Vermont Archives Month takes place annually in October within the context of American Archives Month—a collaborative effort by archival organizations and repositories around the nation to highlight the importance of archives.
In collaboration with other institutions, VHRAB co-sponsors a number of Archives Month events each year.
Between the Lines: Vermont Celebrates Archives Month 2017
Vermont historical records often serve as the source of inspiration for authors. Be inspired to do your own research into Vermont records this fall by attending one -- or all -- of our author presentations!
Tuesday, October 3rd, 5:00 to 8:00 PM, at VSARA, 1078 US RTE 2, Middlesex
VSARA Open House followed by "The Archival Mirror: Reflections on Race and Ethnicity in Vermont," presented by Gregory Sanford
Through the use of archival records, retired Vermont State Archivist Gregory Sanford explores how Vermont and Vermonters have wrestled with issues around racial and ethnic identity in one of the least diverse states in America. An open house and tours of the Vermont State Archives and Records Administration will precede the program, beginning at 5 pm. Sanford’s presentation is scheduled for 6 pm. This event is free and open to the public.
Wednesday, October 11th, 5:00 to 8:00 PM, at VSARA, 1078 US RTE 2, Middlesex
VSARA Open House followed by "Lawyers, Opium and Rails: Exploring Vermont’s Early Courts, Drug Abuse and Railroad," presented by Gary Shattuck
As Vermont struggles with today’s opiate epidemic, historian and author Gary Shattuck provides historical context around opium use and abuse in Vermont in the 19th century, highlighting his use of archival materials in his research. An open house and tours of the Vermont State Archives and Records Administration will precede the program, beginning at 5 pm. Shattuck’s presentation is scheduled for 6 pm. This event is free and open to the public.

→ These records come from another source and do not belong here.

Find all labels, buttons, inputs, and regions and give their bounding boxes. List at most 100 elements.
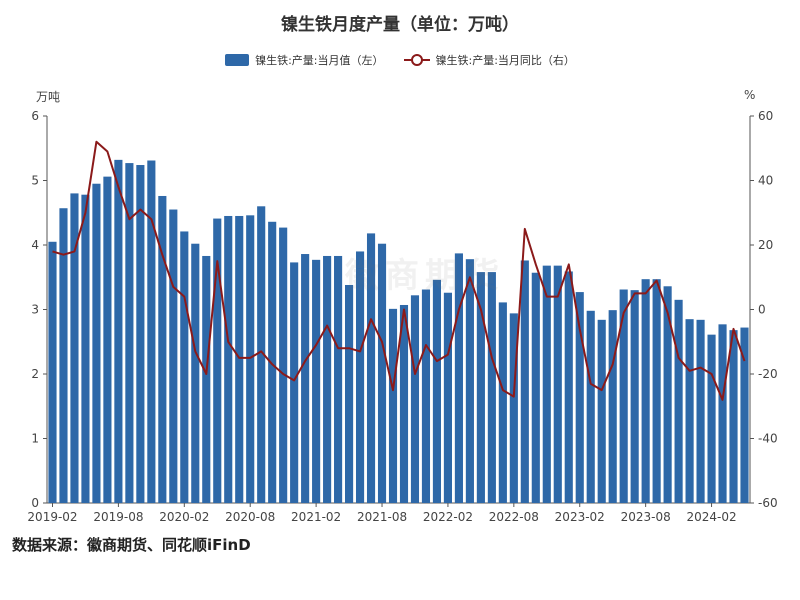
bar-mark	[674, 299, 683, 503]
left-tick-label: 0	[31, 496, 39, 510]
left-tick-label: 5	[31, 174, 39, 188]
bar-mark	[586, 310, 595, 503]
bar-mark	[70, 193, 79, 503]
x-tick-label: 2022-02	[423, 510, 473, 524]
bar-mark	[685, 319, 694, 503]
bar-mark	[136, 165, 145, 503]
x-tick-label: 2023-02	[555, 510, 605, 524]
left-tick-label: 3	[31, 303, 39, 317]
bar-mark	[59, 208, 68, 504]
bar-mark	[246, 215, 255, 503]
bar-mark	[213, 218, 222, 503]
right-tick-label: 0	[758, 303, 766, 317]
bar-mark	[114, 159, 123, 504]
bar-mark	[575, 292, 584, 503]
legend-item-bar[interactable]: 镍生铁:产量:当月值（左）	[225, 52, 384, 68]
bar-mark	[268, 221, 277, 503]
x-tick-label: 2020-02	[159, 510, 209, 524]
bar-mark	[323, 255, 332, 503]
bar-mark	[158, 195, 167, 504]
left-tick-label: 6	[31, 109, 39, 123]
x-tick-label: 2023-08	[621, 510, 671, 524]
bar-mark	[465, 259, 474, 503]
x-tick-label: 2022-08	[489, 510, 539, 524]
bar-mark	[345, 284, 354, 503]
bar-mark	[619, 289, 628, 503]
bar-mark	[92, 183, 101, 503]
right-axis-unit: %	[744, 88, 756, 102]
bar-mark	[487, 272, 496, 503]
bar-mark	[531, 272, 540, 503]
data-source: 数据来源：徽商期货、同花顺iFinD	[12, 536, 251, 554]
x-tick-label: 2021-08	[357, 510, 407, 524]
bar-mark	[740, 327, 749, 503]
chart-title: 镍生铁月度产量（单位：万吨）	[281, 15, 519, 35]
left-tick-label: 1	[31, 432, 39, 446]
x-tick-label: 2021-02	[291, 510, 341, 524]
right-tick-label: -40	[758, 432, 778, 446]
bar-mark	[597, 319, 606, 503]
bar-mark	[509, 313, 518, 503]
bar-mark	[388, 308, 398, 503]
legend-bar-label: 镍生铁:产量:当月值（左）	[255, 54, 384, 67]
bar-mark	[180, 231, 189, 503]
legend-line-swatch	[403, 54, 430, 66]
bar-mark	[520, 260, 529, 503]
legend-item-line[interactable]: 镍生铁:产量:当月同比（右）	[403, 52, 575, 68]
bar-mark	[641, 279, 650, 503]
bar-mark	[147, 160, 156, 503]
right-tick-label: -20	[758, 367, 778, 381]
legend-bar-swatch	[225, 54, 250, 66]
left-tick-label: 4	[31, 238, 39, 252]
bar-mark	[355, 251, 365, 503]
bar-mark	[334, 255, 343, 503]
bar-mark	[432, 279, 442, 503]
left-axis-unit: 万吨	[36, 90, 61, 104]
bar-mark	[169, 209, 178, 503]
bar-mark	[235, 215, 244, 503]
bar-mark	[421, 289, 431, 503]
right-tick-label: 40	[758, 174, 773, 188]
bar-mark	[476, 272, 485, 503]
left-tick-label: 2	[31, 367, 39, 381]
bar-mark	[48, 241, 57, 503]
bar-mark	[696, 319, 705, 503]
bar-mark	[125, 163, 134, 503]
bar-mark	[279, 227, 288, 503]
bar-mark	[202, 255, 211, 503]
yoy-line-series	[52, 140, 746, 401]
bar-mark	[542, 265, 551, 503]
x-tick-label: 2024-02	[686, 510, 736, 524]
bar-mark	[564, 271, 573, 503]
bar-mark	[224, 215, 233, 503]
x-tick-label: 2020-08	[225, 510, 275, 524]
x-tick-label: 2019-02	[27, 510, 77, 524]
x-tick-label: 2019-08	[93, 510, 143, 524]
chart-legend[interactable]: 镍生铁:产量:当月值（左） 镍生铁:产量:当月同比（右）	[0, 52, 800, 68]
bar-mark	[312, 259, 321, 503]
bar-mark	[443, 292, 452, 503]
bar-mark	[718, 324, 727, 503]
bar-mark	[366, 233, 376, 503]
bar-mark	[630, 290, 639, 503]
bar-mark	[553, 265, 562, 503]
legend-line-label: 镍生铁:产量:当月同比（右）	[435, 54, 575, 67]
bar-mark	[301, 254, 310, 503]
bar-mark	[608, 310, 617, 503]
bar-mark	[663, 286, 672, 503]
bar-mark	[454, 253, 463, 503]
bar-mark	[707, 334, 716, 503]
watermark-text: 徽商期货	[345, 256, 505, 296]
bar-mark	[498, 302, 507, 503]
right-tick-label: -60	[758, 496, 778, 510]
bar-mark	[257, 206, 266, 504]
bar-mark	[729, 330, 738, 503]
bar-mark	[652, 279, 661, 503]
bar-mark	[399, 304, 409, 503]
bar-mark	[191, 243, 200, 503]
right-tick-label: 60	[758, 109, 773, 123]
bar-mark	[377, 243, 387, 503]
bar-mark	[103, 176, 112, 503]
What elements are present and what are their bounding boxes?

Wednesday, October 18th, 6:30 PM, at Vermont History Center, 60 Washington St, Barre
"1964: A Watershed Year in Vermont Political and Cultural History," presented by Deborah Lee Luskin
In 1964, the Republican Party lost its tight-fisted grasp on Vermont politics, starting the swing of the political pendulum from Vermont as bastion of conservative republicanism to a state with a highly diversified political climate featuring progressive and even radical politics. Novelist Deborah Luskin, whose extensive research into the politics of mid-century Vermont was undertaken in the writing of ‘Into the Wilderness,’ a love story that takes place against the two major political events of that year, shows how the shift is more complex and more nuanced than mere politics. Event is co-sponsored by the Vermont Humanities Council.
Wednesday, October 25th, 5:30 to 7 PM, at University of Vermont Special Collections, Bailey/Howe Library, 538 Main Street, Burlington
"The Cultural Transformation of Vermont in the 1930s: A Complex Web of Archival Sources," presented by Dona Brown
Dona Brown is a Professor in the Department of History at the University of Vermont, where she teaches courses in United States cultural history, New England history, and Vermont history. She has published books and articles on the history of tourism, regionalism and American back-to-the-land movements, including Back to the Land: The Enduring Dream of Self-Sufficiency in Modern America (University of Wisconsin Press, 2011).